Reflected glory indeed, and a more relaxed mood; a lighter feeling among the ship's company. Not a hilarity, nor yet a sense, as who should say, of joy; but a general lifting of burdens. Yet in the days following the Nile victory Jack had been visited, from time to time, by the same gloom he had experienced after other battles. And this gloom, far from being dispelled by the magnitude of the victory, seemed to linger longer in proportion to the great moment of the occasion. Jack had a profound confidence in the Navy, and he counted on being recognized, if not rewarded with any excessive generosity, for his part at Aboukir. Yet along with that confidence he was still haunted by the memory of that savage action, the death-dealing by which the expected kudos had been earned. Jack was no born meditative; yet the wanton destruction of life put him into a brown study: all the more so in the quiet times when, as the ranking officer on deck, he could assume an air of authority and a self-imposed, if only nominal, isolation.

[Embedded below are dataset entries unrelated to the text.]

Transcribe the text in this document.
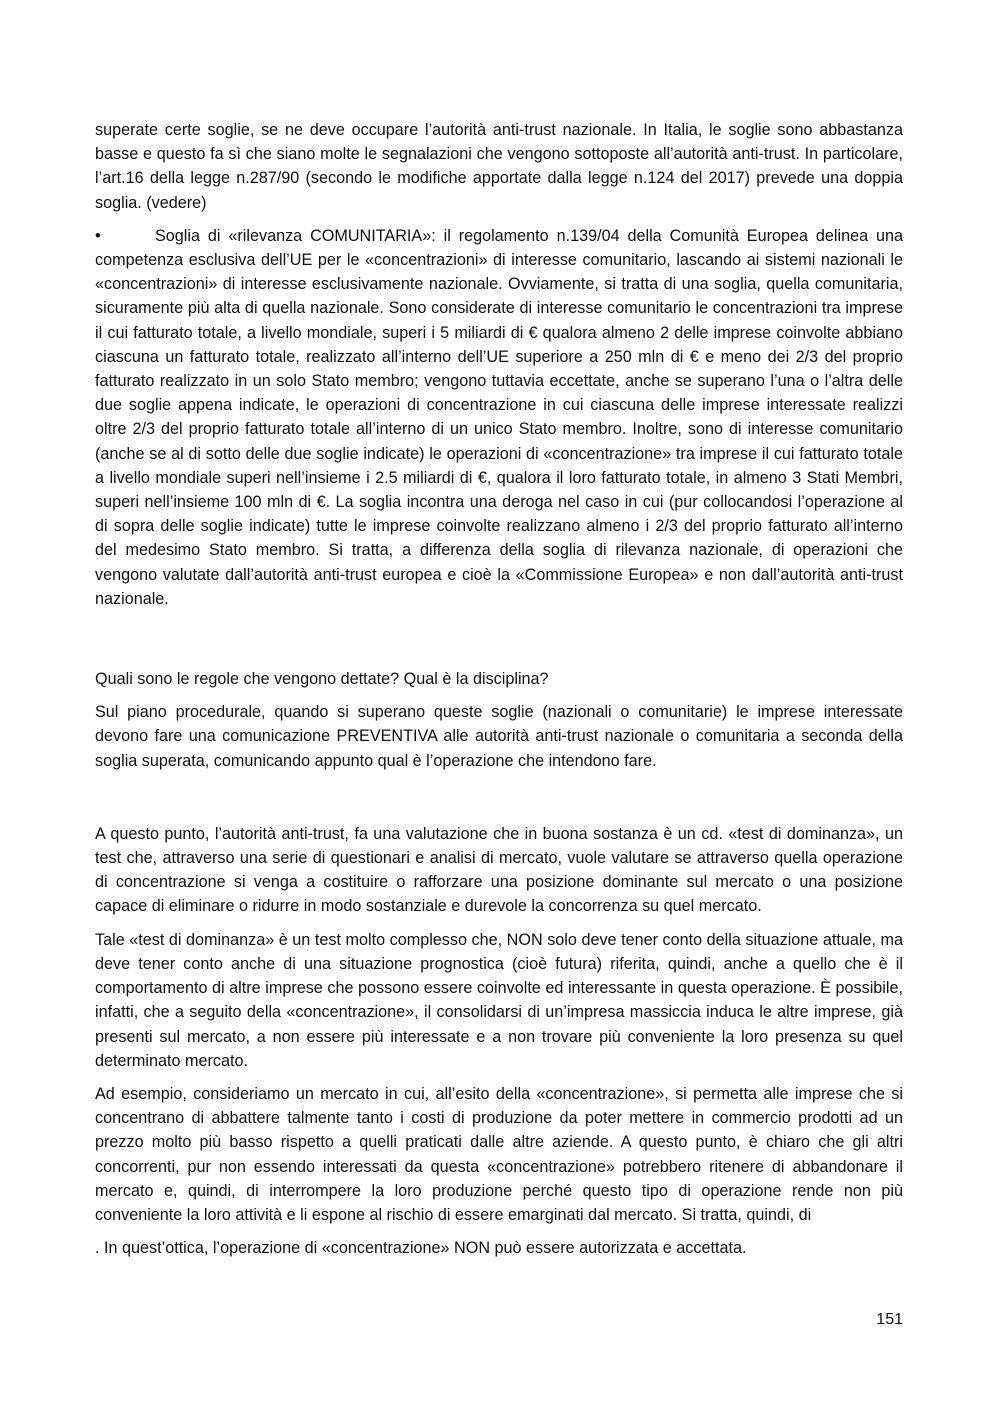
superate certe soglie, se ne deve occupare l’autorità anti-trust nazionale. In Italia, le soglie sono abbastanza basse e questo fa sì che siano molte le segnalazioni che vengono sottoposte all’autorità anti-trust. In particolare, l’art.16 della legge n.287/90 (secondo le modifiche apportate dalla legge n.124 del 2017) prevede una doppia soglia. (vedere)

•	Soglia di «rilevanza COMUNITARIA»: il regolamento n.139/04 della Comunità Europea delinea una competenza esclusiva dell’UE per le «concentrazioni» di interesse comunitario, lascando ai sistemi nazionali le «concentrazioni» di interesse esclusivamente nazionale. Ovviamente, si tratta di una soglia, quella comunitaria, sicuramente più alta di quella nazionale. Sono considerate di interesse comunitario le concentrazioni tra imprese il cui fatturato totale, a livello mondiale, superi i 5 miliardi di € qualora almeno 2 delle imprese coinvolte abbiano ciascuna un fatturato totale, realizzato all’interno dell’UE superiore a 250 mln di € e meno dei 2/3 del proprio fatturato realizzato in un solo Stato membro; vengono tuttavia eccettate, anche se superano l’una o l’altra delle due soglie appena indicate, le operazioni di concentrazione in cui ciascuna delle imprese interessate realizzi oltre 2/3 del proprio fatturato totale all’interno di un unico Stato membro. Inoltre, sono di interesse comunitario (anche se al di sotto delle due soglie indicate) le operazioni di «concentrazione» tra imprese il cui fatturato totale a livello mondiale superi nell’insieme i 2.5 miliardi di €, qualora il loro fatturato totale, in almeno 3 Stati Membri, superi nell’insieme 100 mln di €. La soglia incontra una deroga nel caso in cui (pur collocandosi l’operazione al di sopra delle soglie indicate) tutte le imprese coinvolte realizzano almeno i 2/3 del proprio fatturato all’interno del medesimo Stato membro. Si tratta, a differenza della soglia di rilevanza nazionale, di operazioni che vengono valutate dall’autorità anti-trust europea e cioè la «Commissione Europea» e non dall’autorità anti-trust nazionale.

Quali sono le regole che vengono dettate? Qual è la disciplina?

Sul piano procedurale, quando si superano queste soglie (nazionali o comunitarie) le imprese interessate devono fare una comunicazione PREVENTIVA alle autorità anti-trust nazionale o comunitaria a seconda della soglia superata, comunicando appunto qual è l’operazione che intendono fare.

A questo punto, l’autorità anti-trust, fa una valutazione che in buona sostanza è un cd. «test di dominanza», un test che, attraverso una serie di questionari e analisi di mercato, vuole valutare se attraverso quella operazione di concentrazione si venga a costituire o rafforzare una posizione dominante sul mercato o una posizione capace di eliminare o ridurre in modo sostanziale e durevole la concorrenza su quel mercato.

Tale «test di dominanza» è un test molto complesso che, NON solo deve tener conto della situazione attuale, ma deve tener conto anche di una situazione prognostica (cioè futura) riferita, quindi, anche a quello che è il comportamento di altre imprese che possono essere coinvolte ed interessante in questa operazione. È possibile, infatti, che a seguito della «concentrazione», il consolidarsi di un’impresa massiccia induca le altre imprese, già presenti sul mercato, a non essere più interessate e a non trovare più conveniente la loro presenza su quel determinato mercato.

Ad esempio, consideriamo un mercato in cui, all’esito della «concentrazione», si permetta alle imprese che si concentrano di abbattere talmente tanto i costi di produzione da poter mettere in commercio prodotti ad un prezzo molto più basso rispetto a quelli praticati dalle altre aziende. A questo punto, è chiaro che gli altri concorrenti, pur non essendo interessati da questa «concentrazione» potrebbero ritenere di abbandonare il mercato e, quindi, di interrompere la loro produzione perché questo tipo di operazione rende non più conveniente la loro attività e li espone al rischio di essere emarginati dal mercato. Si tratta, quindi, di

. In quest’ottica, l’operazione di «concentrazione» NON può essere autorizzata e accettata.

151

Such was the case now; such it had been on the day when they first drew near the coast at Gaza. At that time Parsons, mistaking Jack's quiet mood for a sort of dull piety, sidled up to him. "It's a dark and sanguinous territory there, Holy Land though it be," he murmured. "The hand of the bloody Turk has lain heavily on it these five hundred years and more. Although, to be sure, we had our day--paid 'em back in their own coin, we did!' With a minimum of prompting it emerged that the purser's grimly satisfied tone referred to that hallowed moment--the extraordinarily vicious assault on Jerusalem by the knights of the First Crusade. 'Yea, the blood of the pagans ran in the streets--up to the very bellies of the horses! And it was no more than they deserved.

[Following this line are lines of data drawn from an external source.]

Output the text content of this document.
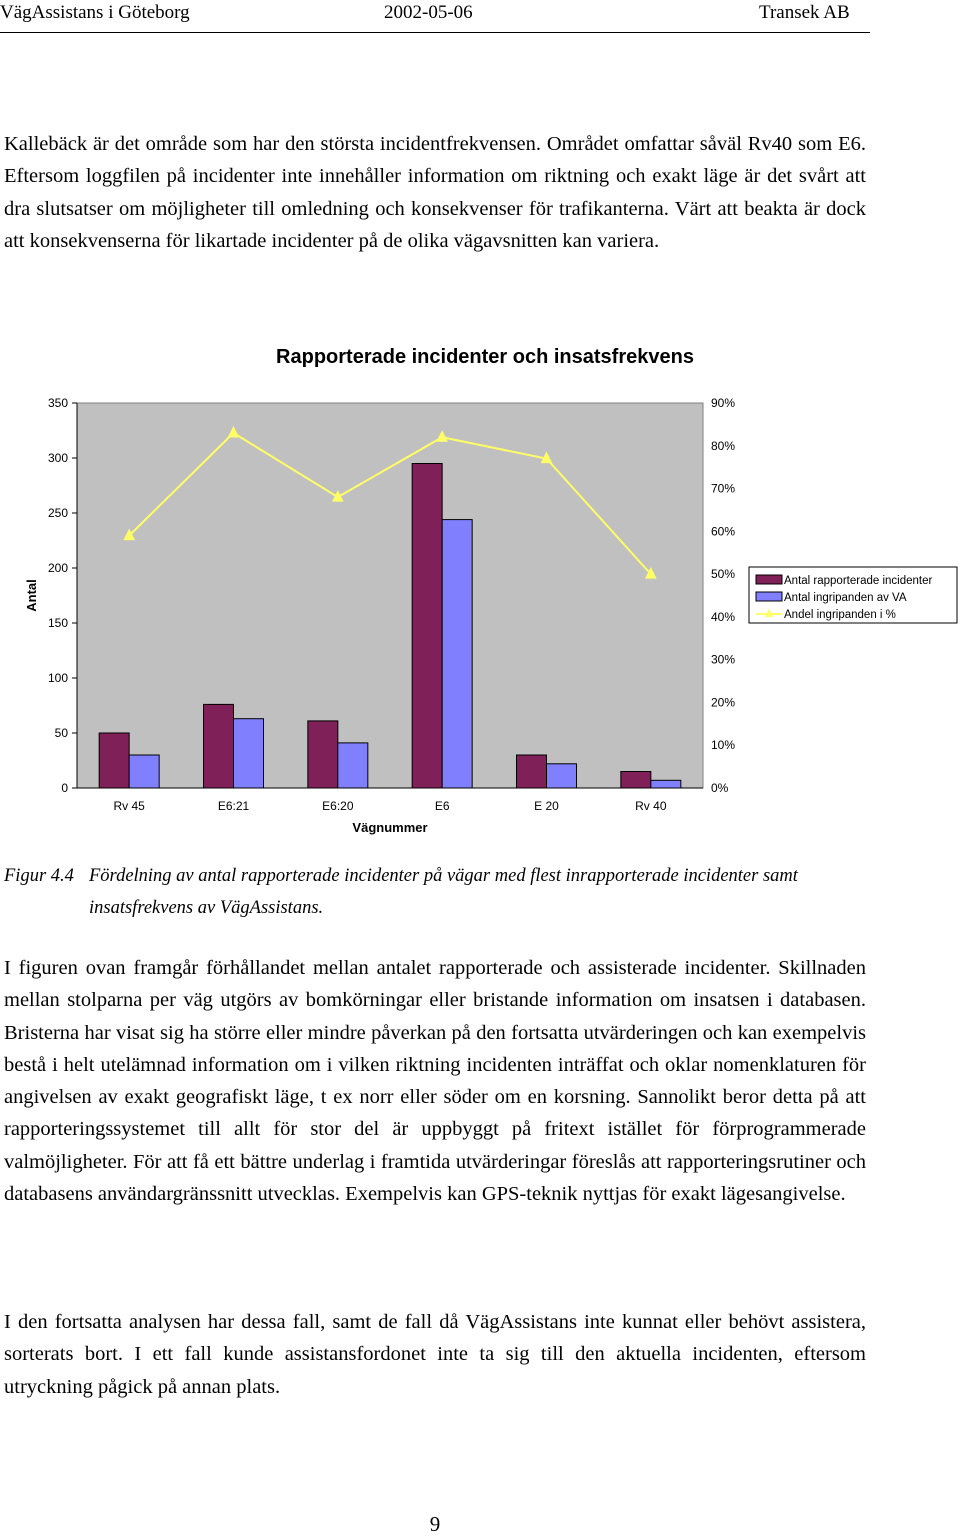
VägAssistans i Göteborg	2002-05-06	Transek AB

Kallebäck är det område som har den största incidentfrekvensen. Området omfattar såväl Rv40 som E6. Eftersom loggfilen på incidenter inte innehåller information om riktning och exakt läge är det svårt att dra slutsatser om möjligheter till omledning och konsekvenser för trafikanterna. Värt att beakta är dock att konsekvenserna för likartade incidenter på de olika vägavsnitten kan variera.

Rapporterade incidenter och insatsfrekvens
0
50
100
150
200
250
300
350
0%
10%
20%
30%
40%
50%
60%
70%
80%
90%
Antal
Rv 45	E6:21	E6:20	E6	E 20	Rv 40
Vägnummer
Antal rapporterade incidenter
Antal ingripanden av VA
Andel ingripanden i %
Figur 4.4 Fördelning av antal rapporterade incidenter på vägar med flest inrapporterade incidenter samt insatsfrekvens av VägAssistans.

I figuren ovan framgår förhållandet mellan antalet rapporterade och assisterade incidenter. Skillnaden mellan stolparna per väg utgörs av bomkörningar eller bristande information om insatsen i databasen. Bristerna har visat sig ha större eller mindre påverkan på den fortsatta utvärderingen och kan exempelvis bestå i helt utelämnad information om i vilken riktning incidenten inträffat och oklar nomenklaturen för angivelsen av exakt geografiskt läge, t ex norr eller söder om en korsning. Sannolikt beror detta på att rapporteringssystemet till allt för stor del är uppbyggt på fritext istället för förprogrammerade valmöjligheter. För att få ett bättre underlag i framtida utvärderingar föreslås att rapporteringsrutiner och databasens användargränssnitt utvecklas. Exempelvis kan GPS-teknik nyttjas för exakt lägesangivelse.

I den fortsatta analysen har dessa fall, samt de fall då VägAssistans inte kunnat eller behövt assistera, sorterats bort. I ett fall kunde assistansfordonet inte ta sig till den aktuella incidenten, eftersom utryckning pågick på annan plats.

9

"No, Aubrey, I cannot in all conscience say that this current alliance with the Turk does us any credit." Despite his knowledge of ancient history, Parsons--a clerk at heart--was deeply ignorant of the world beyond the Channel. As a logical consequence he had very firmly held opinions about that world--in particular, on the advisability of forming an alliance against one's current deadly enemy with an "alien" and inimical race. "Can never trust those turban-headed types . . . all Salaams and Bismillahs . . . they're all the same, you know; from Hyderabad to the Atlas," thus neatly summing up a population of several millions, bridging two continents and spanning sixty-five degrees of longitude. "Not a ha'penny's worth of difference between 'em. They don't think like us; Djezzar, like as not, would stab us in the back as easy as kiss my hand."

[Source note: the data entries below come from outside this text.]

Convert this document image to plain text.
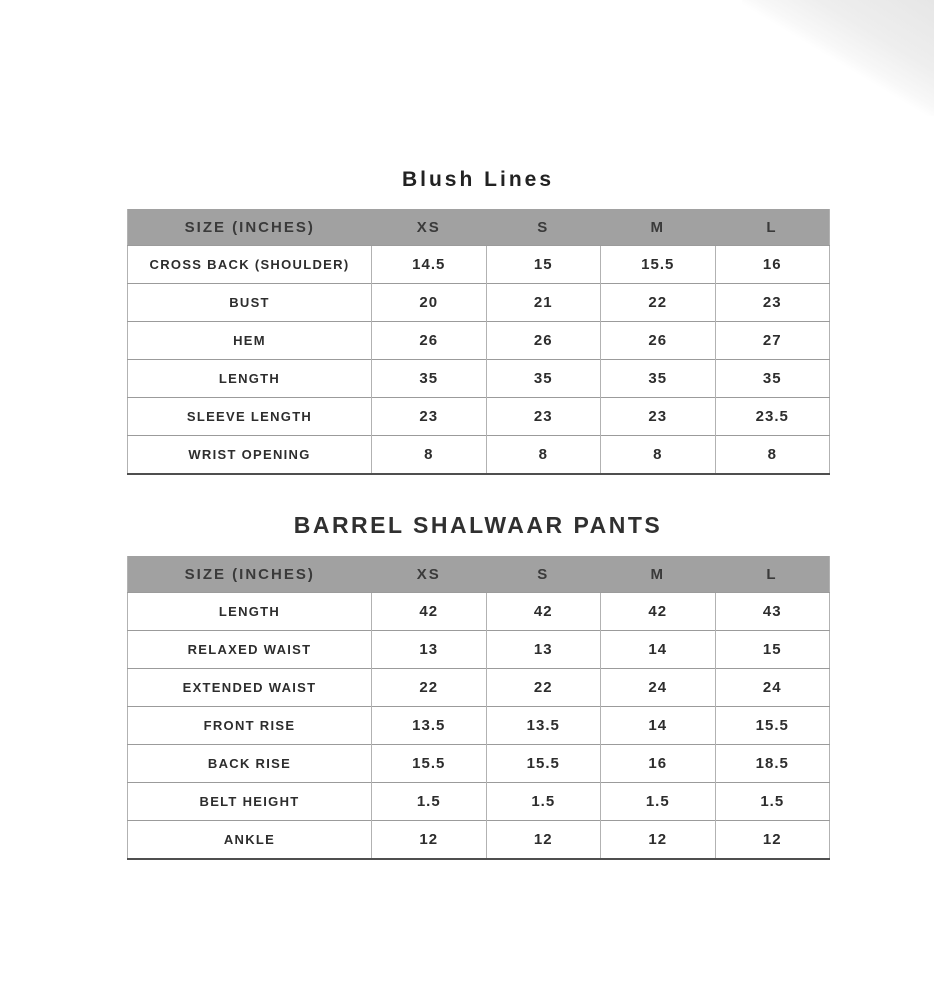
Blush Lines
SIZE (INCHES)	XS	S	M	L
CROSS BACK (SHOULDER)	14.5	15	15.5	16
BUST	20	21	22	23
HEM	26	26	26	27
LENGTH	35	35	35	35
SLEEVE LENGTH	23	23	23	23.5
WRIST OPENING	8	8	8	8
BARREL SHALWAAR PANTS
SIZE (INCHES)	XS	S	M	L
LENGTH	42	42	42	43
RELAXED WAIST	13	13	14	15
EXTENDED WAIST	22	22	24	24
FRONT RISE	13.5	13.5	14	15.5
BACK RISE	15.5	15.5	16	18.5
BELT HEIGHT	1.5	1.5	1.5	1.5
ANKLE	12	12	12	12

"Well, politics makes a strange bed . . . but we're doomed to lie in it just the same, hey?" Jack had replied in an attempt at humour.

"What's that? Er, yes, I daresay," Parsons said. "But, however, we'd bleeding well better watch our step. They're savages . . . nothing like our civilized notions of how to do things. It makes you shudder, to think of so many dying at the blade of the scimitar!"

It did indeed make one shudder. And now, alone again in the quiet of the earliest morning, Jack pondered it, with the hellish sound of the L'Orient's explosion--500 souls, gone in a flash--still ringing in his ears.

Another glass, another heave of the log, and they would wear; one last southward reach before standing in. Jack shifted his considerable bulk; moving with the roll, he stepped smartly off the rail and made his way aft to the quarterdeck. "G'morning, sir," said a deckhand, pulling his forelock and stepping aside to let the officer pass. Then, looking up: "Lord bless us, what a red moon." Off the starboard bow rose a thin, sharp crescent: the color of pumpkin gone bad, it touched the dark Levantine sea with a baleful glint . . . and Buonaparte's guns began to pound the ancient walls of Acre.